After the war the city was the site of a refugee camp for Jews fleeing from Austria. During the economic miracle of the 1950s and 1960s a large wave of internal immigration, especially from Southern Italy, moved to Milan and the population peaked at 1,723,000 in 1971. During this period, Milan saw a re-construction of most of its destroyed buildings and factories, and was affected by a rapid post-war economic growth, called Il boom in Italy. The city saw the construction of several innovative and modernist buildings and skyscrapers, such as the Torre Velasca and the Pirelli Tower. Milan was, however, in the late-1960s until the late-1970s seriously affected by the Marxist/Leninist/Communist Italian group called Brigate Rosse, or Red Brigades, and the city was often filled with political manifestations and protests.

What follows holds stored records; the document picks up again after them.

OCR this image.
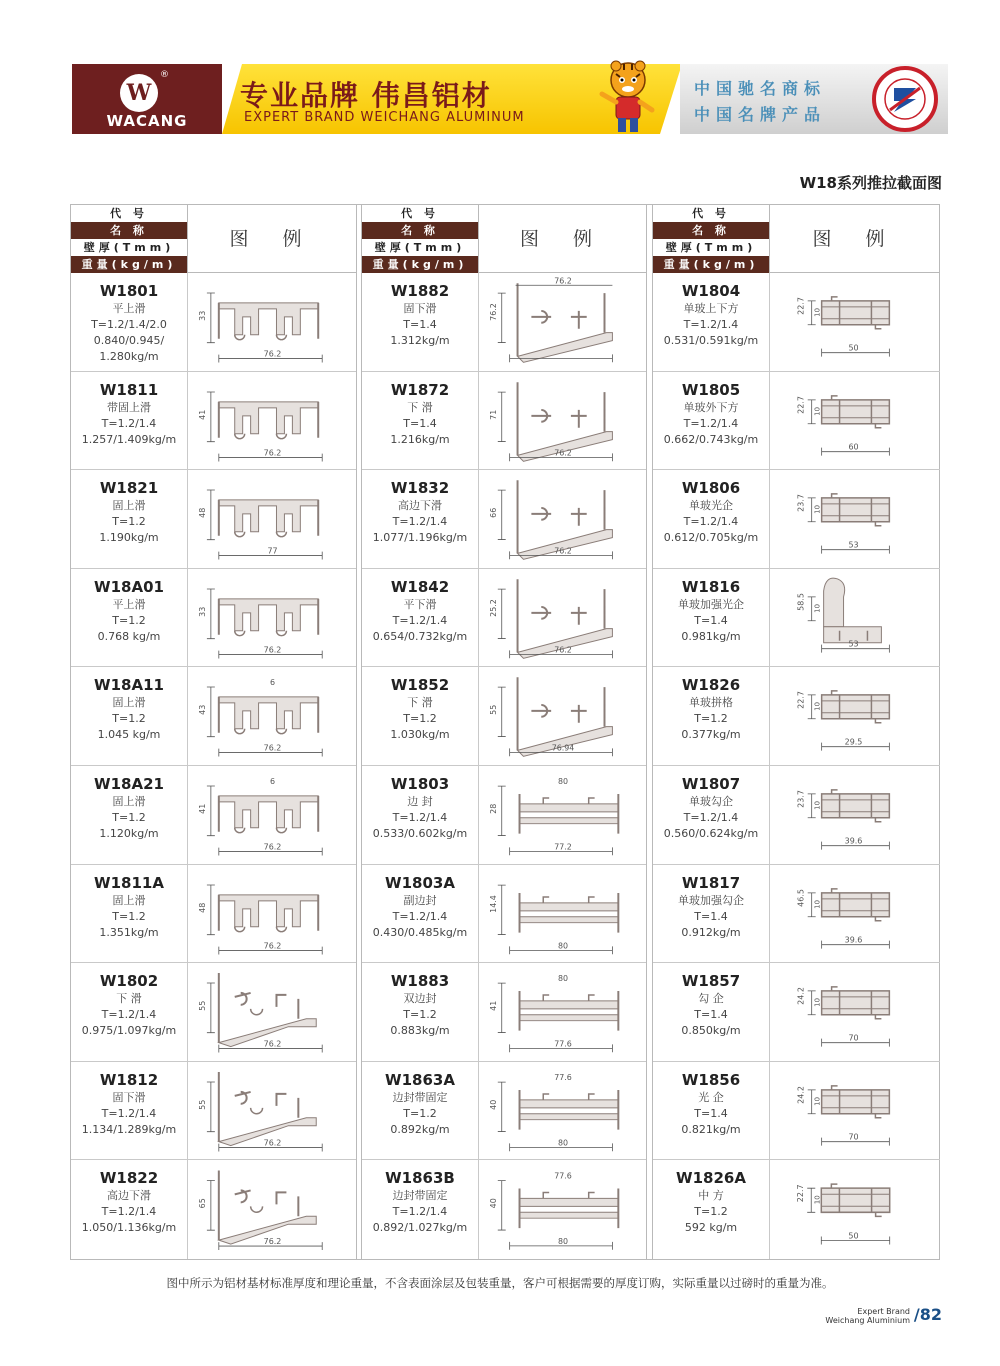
W
®
WACANG
专业品牌 伟昌铝材
EXPERT BRAND WEICHANG ALUMINUM
中国驰名商标
中国名牌产品
W18系列推拉截面图
代 号
名 称
壁厚(Tmm)
重量(kg/m)
图 例
W1801
平上滑
T=1.2/1.4/2.0
0.840/0.945/
1.280kg/m
33
76.2
W1811
带固上滑
T=1.2/1.4
1.257/1.409kg/m
41
76.2
W1821
固上滑
T=1.2
1.190kg/m
48
77
W18A01
平上滑
T=1.2
0.768 kg/m
33
76.2
W18A11
固上滑
T=1.2
1.045 kg/m
43
76.2
6
W18A21
固上滑
T=1.2
1.120kg/m
41
76.2
6
W1811A
固上滑
T=1.2
1.351kg/m
48
76.2
W1802
下 滑
T=1.2/1.4
0.975/1.097kg/m
55
76.2
W1812
固下滑
T=1.2/1.4
1.134/1.289kg/m
55
76.2
W1822
高边下滑
T=1.2/1.4
1.050/1.136kg/m
65
76.2
代 号
名 称
壁厚(Tmm)
重量(kg/m)
图 例
W1882
固下滑
T=1.4
1.312kg/m
76.2
76.2
W1872
下 滑
T=1.4
1.216kg/m
71
76.2
W1832
高边下滑
T=1.2/1.4
1.077/1.196kg/m
66
76.2
W1842
平下滑
T=1.2/1.4
0.654/0.732kg/m
25.2
76.2
W1852
下 滑
T=1.2
1.030kg/m
55
76.94
W1803
边 封
T=1.2/1.4
0.533/0.602kg/m
28
77.2
80
W1803A
副边封
T=1.2/1.4
0.430/0.485kg/m
14.4
80
W1883
双边封
T=1.2
0.883kg/m
41
77.6
80
W1863A
边封带固定
T=1.2
0.892kg/m
40
80
77.6
W1863B
边封带固定
T=1.2/1.4
0.892/1.027kg/m
40
80
77.6
代 号
名 称
壁厚(Tmm)
重量(kg/m)
图 例
W1804
单玻上下方
T=1.2/1.4
0.531/0.591kg/m
22.7 10
50
W1805
单玻外下方
T=1.2/1.4
0.662/0.743kg/m
22.7 10
60
W1806
单玻光企
T=1.2/1.4
0.612/0.705kg/m
23.7 10
53
W1816
单玻加强光企
T=1.4
0.981kg/m
58.5 10
53
W1826
单玻拼格
T=1.2
0.377kg/m
22.7 10
29.5
W1807
单玻勾企
T=1.2/1.4
0.560/0.624kg/m
23.7 10
39.6
W1817
单玻加强勾企
T=1.4
0.912kg/m
46.5 10
39.6
W1857
勾 企
T=1.4
0.850kg/m
24.2 10
70
W1856
光 企
T=1.4
0.821kg/m
24.2 10
70
W1826A
中 方
T=1.2
592 kg/m
22.7 10
50
图中所示为铝材基材标准厚度和理论重量，不含表面涂层及包装重量，客户可根据需要的厚度订购，实际重量以过磅时的重量为准。
Expert Brand
Weichang Aluminium /82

As a matter of fact, on December 12, 1969, a bomb exploded in the National Agrarian Bank in the Piazza Fontana, killing seventeen and injuring eighty-eight people.

The population of Milan begun to shrink during the late 1970s, so in the last 30 years almost one third of the total city population moved to the outer belt of new suburbs and small cities that grew around Milan proper. At the same time the city become to attract also increasing fluxes of foreign immigration. Emblematic of the new phenomenon is the quick and great extension of a "Milanese Chinatown", a district in the area around Via Paolo Sarpi, Via Bramante, Via Messina and Via Rosmini, populated by Chinese immigrants from Zhejiang, one of today's most picturesque districts in the city. Milan is also home to one-third of all Filipinos in Italy, harbouring a sizeable and steadily growing population that numbers just over 33,000 with a birth rate averaging 1000 births a year.

In the 1980s, Milan's industry began to be extremely successful. As it became a major exporter of textiles and several clothing labels headquartered in the city began to become internationally renowned (such as Armani, Versace and Dolce & Gabbana), Milan began to be recognized internationally as a major fashion capital, and the traditionally affordable and practical, yet stylish and chic attire produced by the city's stylists made it a serious global competitor, threatening Paris' century-long status as the world capital haute couture or high-fashion. The city also saw a rise in the number of international tourists, notably from China, Japan or other Far-Eastern countries. This period of prosperity and the new international image of the city being a "capital of fashion" led many journalists to call the metropolis during the period "Milano da bere", literally "Milan to drink".

In the 1990s, Milan was badly affected by Tangentopoli, a serious political scandal centered in the Palazzo delle Stelline complex, in which several politicians and businessmen were tried for alleged corruption. The city also underwent a financial crisis, and faced sluggish industrial growth, compared to that of the 1950s and 1980s. Despite this, Milan ripened its image as a fashion and design capital, with new labels such as Miu Miu setting up. By the late-1990s, Milan regained some slight industrial and economic stimulus to grow.

By the early 2000s, Milan's economy which had been stagnant in the early-1990s began to re-grow slightly again, yet this was short-lived and the city, despite having relieved itself from Tangentopoli's strain, fell into another economic recession and crisis. This period saw a rapid fall in Milan's industrial exports, and the Asian textile and clothing companies began to rival the still strong, yet declining Milanese fashion labels. However, Milan was able to maintain its strong economy, firstly by moving its Fiera (an exposition of products related to mainly industrial design) to a new establishment in Rho just outside the city, and the announcement in 2008 of the city hosting the Expo 2015 has brightened prospects for the city's future, with several new plans of regeneration and the planned construction of numerous avant-garde structures. Despite Milan's industrial production is declining, the city has found alternative and successful sources of revenue, including publishing, finance, banking, food production, IT technology, logistics, transport and tourism. Overall, Milan's population seems to have stabilized in recent years, and there has been only a slight increase in the population of the city since 2001.